Tapi, mengapa ketika Islam -yang dipeluk mayoritas penduduk negeri ini– mengajukan syariatnya sebagai solusi, dicap mengancam eksistensi negara, radikal, ekstrimis, intoleran, bahkan antipemerintah? Kenapa negara dengan setia menerapkan sekulerisme, padahal sekulerisme itu sendirilah yang melahirkan semua kebobrokan sosial ini?

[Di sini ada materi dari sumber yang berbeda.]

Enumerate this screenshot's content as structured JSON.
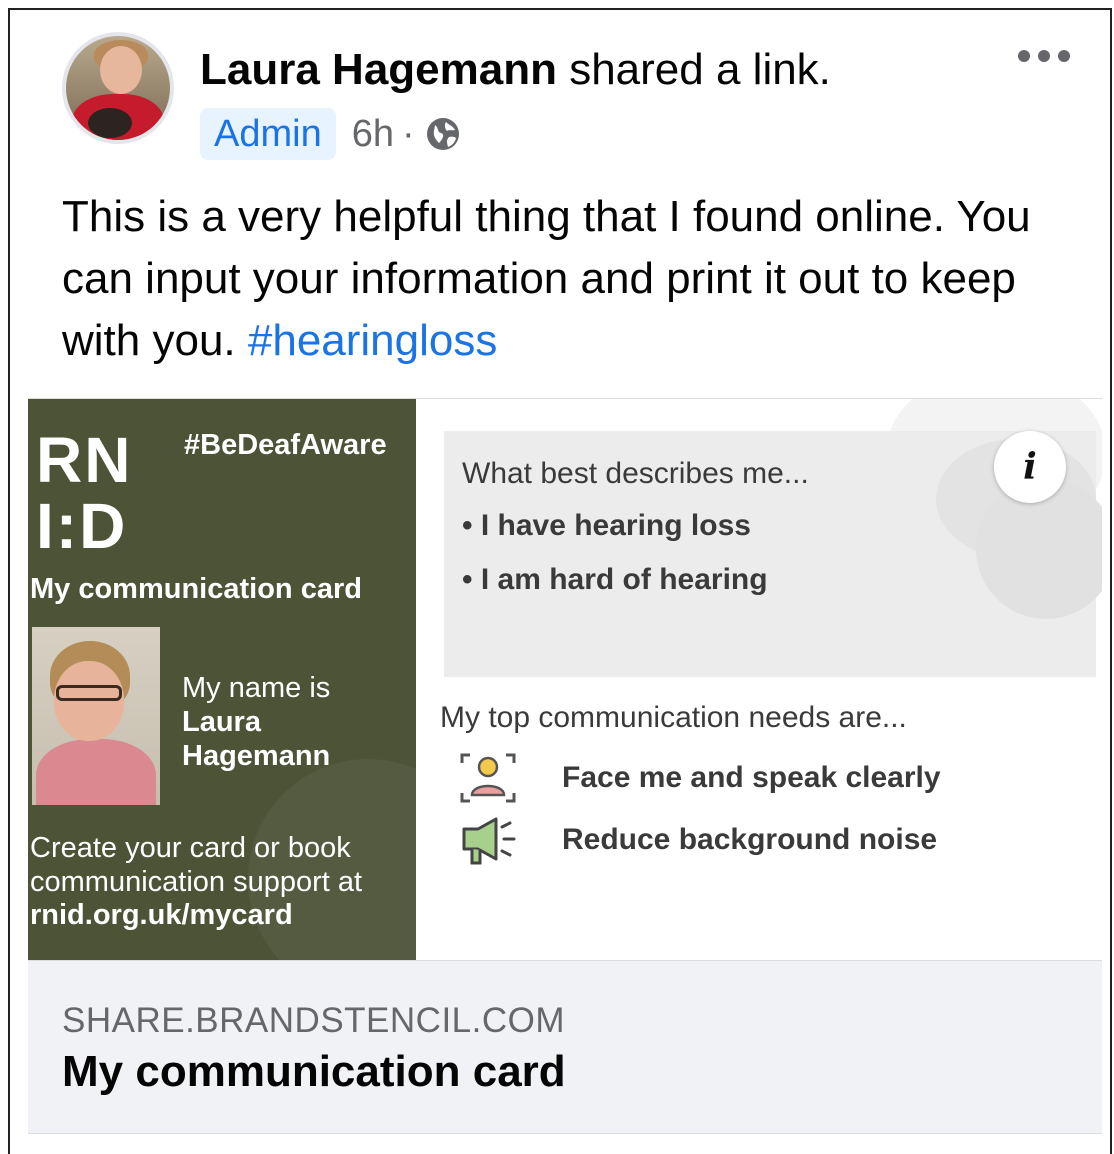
{
  "post": {
    "author_name": "Laura Hagemann",
    "action_text": " shared a link.",
    "badge": "Admin",
    "time": "6h",
    "separator": "·",
    "body_text": "This is a very helpful thing that I found online. You can input your information and print it out to keep with you. ",
    "hashtag": "#hearingloss",
    "more_icon": "more-horizontal-icon",
    "audience_icon": "globe-icon"
  },
  "preview": {
    "logo_text": "RN\nI:D",
    "campaign_tag": "#BeDeafAware",
    "card_title": "My communication card",
    "name_intro": "My name is",
    "name_value": "Laura Hagemann",
    "create_text": "Create your card or book communication support at",
    "card_url": "rnid.org.uk/mycard",
    "describes_title": "What best describes me...",
    "describes_items": [
      "• I have hearing loss",
      "• I am hard of hearing"
    ],
    "needs_title": "My top communication needs are...",
    "needs": [
      {
        "label": "Face me and speak clearly",
        "icon": "face-frame-icon"
      },
      {
        "label": "Reduce background noise",
        "icon": "megaphone-icon"
      }
    ],
    "info_glyph": "i"
  },
  "link": {
    "domain": "SHARE.BRANDSTENCIL.COM",
    "title": "My communication card"
  },
  "colors": {
    "brand_blue": "#1b74e4",
    "card_green": "#4d5337",
    "secondary_text": "#65676b",
    "footer_bg": "#f0f2f5"
  }
}
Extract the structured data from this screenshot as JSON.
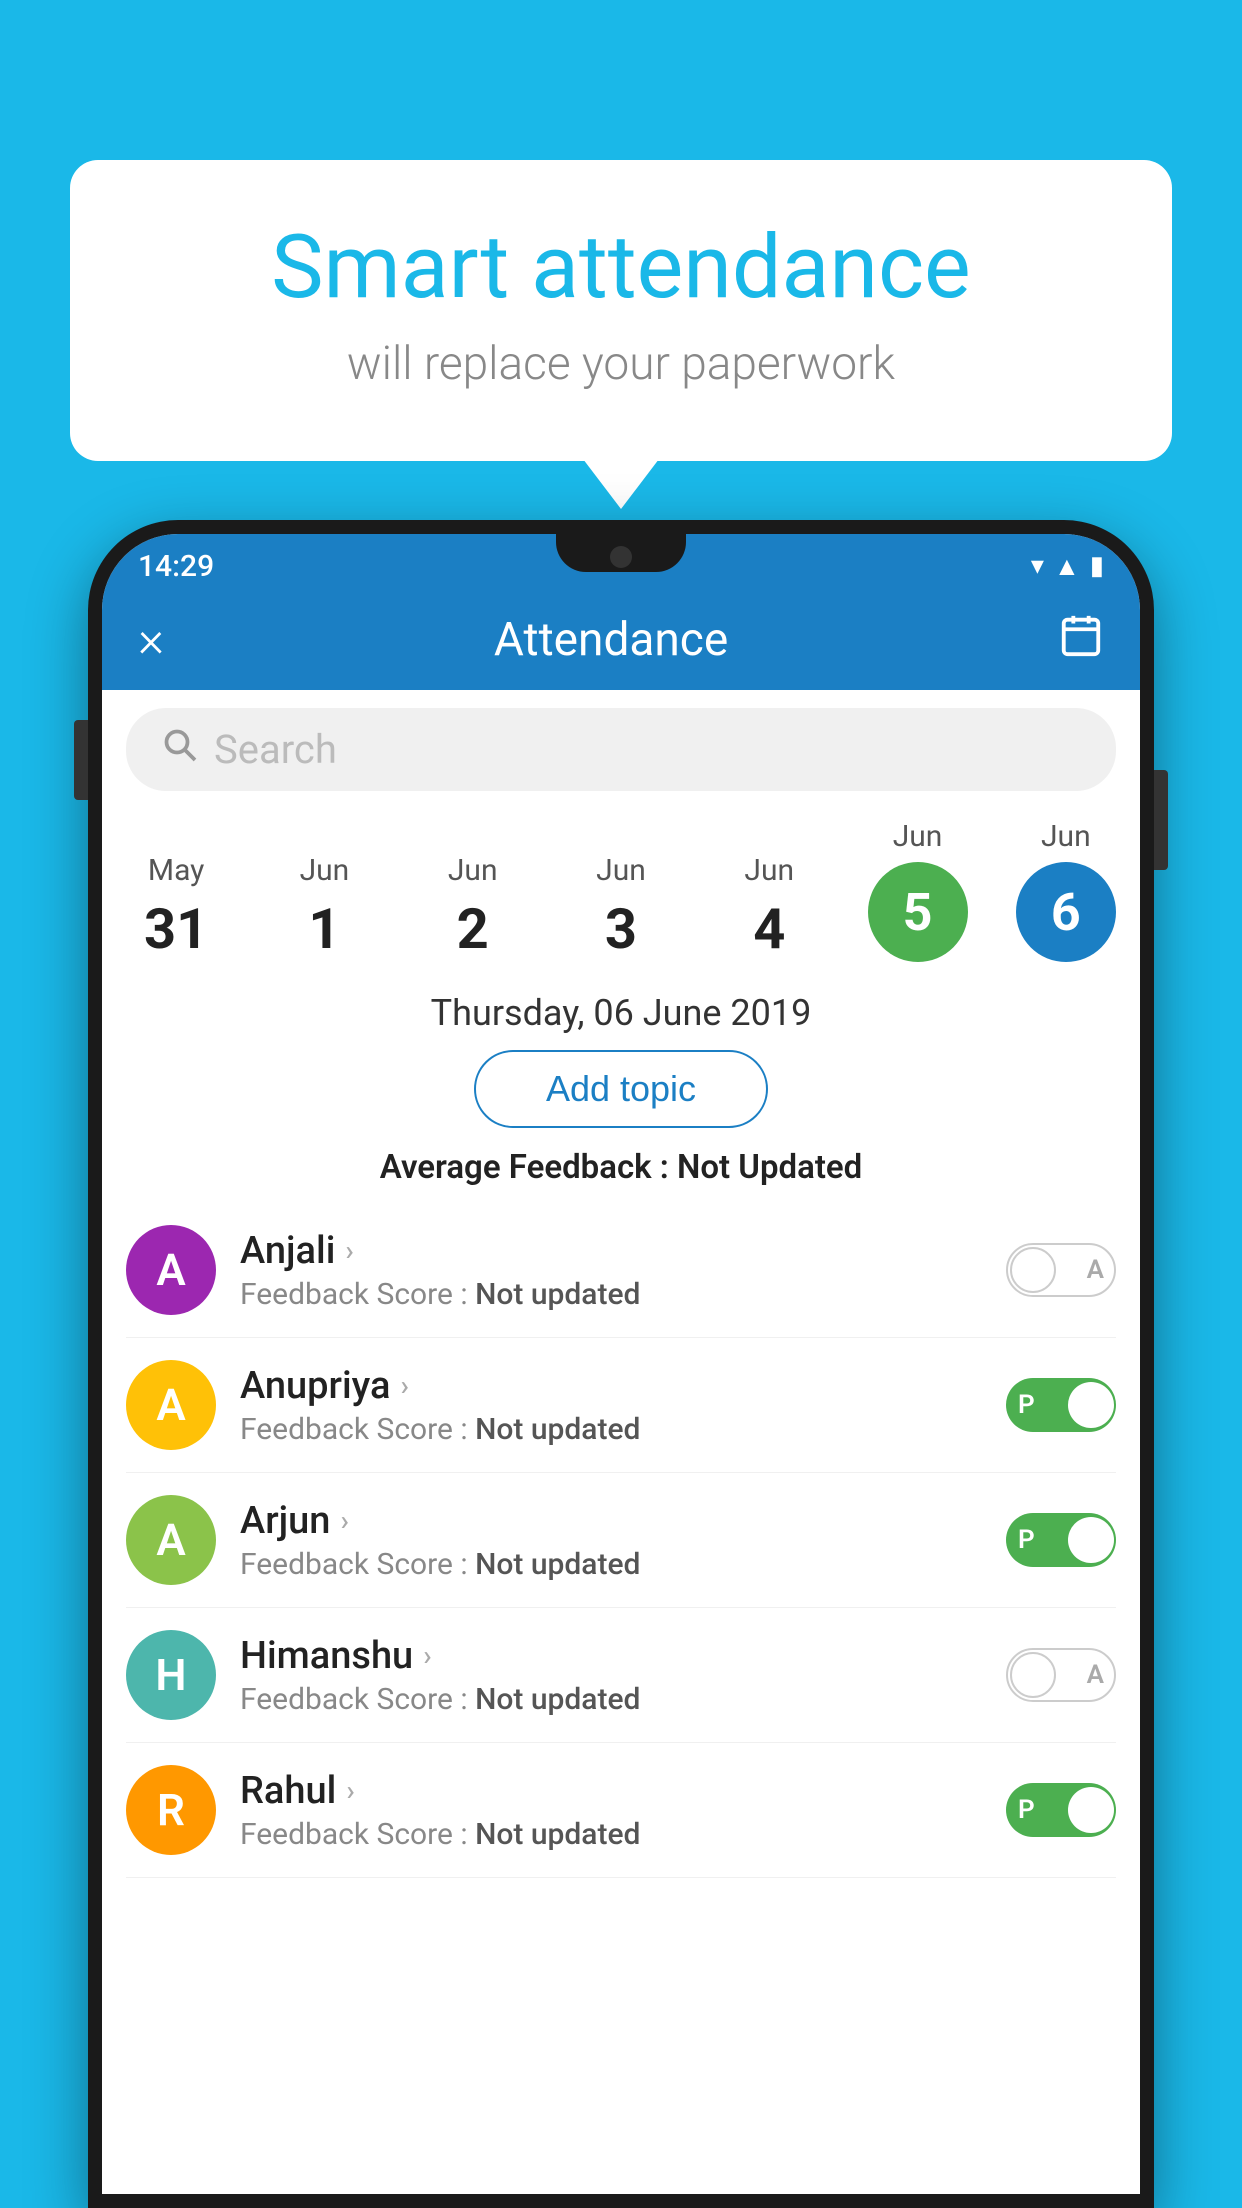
{
  "background_color": "#1ab8e8",
  "speech_bubble": {
    "title": "Smart attendance",
    "subtitle": "will replace your paperwork"
  },
  "status_bar": {
    "time": "14:29",
    "icons": [
      "wifi",
      "signal",
      "battery"
    ]
  },
  "app_bar": {
    "close_label": "×",
    "title": "Attendance",
    "calendar_icon": "📅"
  },
  "search": {
    "placeholder": "Search"
  },
  "date_picker": {
    "dates": [
      {
        "month": "May",
        "day": "31",
        "state": "normal"
      },
      {
        "month": "Jun",
        "day": "1",
        "state": "normal"
      },
      {
        "month": "Jun",
        "day": "2",
        "state": "normal"
      },
      {
        "month": "Jun",
        "day": "3",
        "state": "normal"
      },
      {
        "month": "Jun",
        "day": "4",
        "state": "normal"
      },
      {
        "month": "Jun",
        "day": "5",
        "state": "today"
      },
      {
        "month": "Jun",
        "day": "6",
        "state": "selected"
      }
    ]
  },
  "selected_date_label": "Thursday, 06 June 2019",
  "add_topic_label": "Add topic",
  "avg_feedback_label": "Average Feedback :",
  "avg_feedback_value": "Not Updated",
  "students": [
    {
      "name": "Anjali",
      "initial": "A",
      "avatar_color": "purple",
      "feedback_label": "Feedback Score :",
      "feedback_value": "Not updated",
      "attendance": "absent"
    },
    {
      "name": "Anupriya",
      "initial": "A",
      "avatar_color": "yellow",
      "feedback_label": "Feedback Score :",
      "feedback_value": "Not updated",
      "attendance": "present"
    },
    {
      "name": "Arjun",
      "initial": "A",
      "avatar_color": "green",
      "feedback_label": "Feedback Score :",
      "feedback_value": "Not updated",
      "attendance": "present"
    },
    {
      "name": "Himanshu",
      "initial": "H",
      "avatar_color": "teal",
      "feedback_label": "Feedback Score :",
      "feedback_value": "Not updated",
      "attendance": "absent"
    },
    {
      "name": "Rahul",
      "initial": "R",
      "avatar_color": "orange",
      "feedback_label": "Feedback Score :",
      "feedback_value": "Not updated",
      "attendance": "present"
    }
  ]
}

Sebaliknya, kenapa menuduh ideologi Islam, yang belum pernah diberi kesempatan memerintah negeri ini, dengan tuduhan-tuduhan miring? Tampak jelas, siapa yang bermuka dua, antara butuh dan tidak butuh terhadap Islam. Dan akan lebih baik lagi pembaca tanyakan pada nurani mereka yang sering menggembosi dan menghadang penegakan syariat islam, tanyakan pada mereka yang mengakui "kesaktian" Pancasila, ketimbang AL QURAN yang mulia.
Ingat-ingatlah duhai pembaca, kalau kalian mengerti, pertarungan di tingkat pemikiran ini sudah lama berlangsung, dan sedang berkecamuk dengan dahsyat, kapan lagi kita hendak merapatkan barisan ? menunggu babak belur ?????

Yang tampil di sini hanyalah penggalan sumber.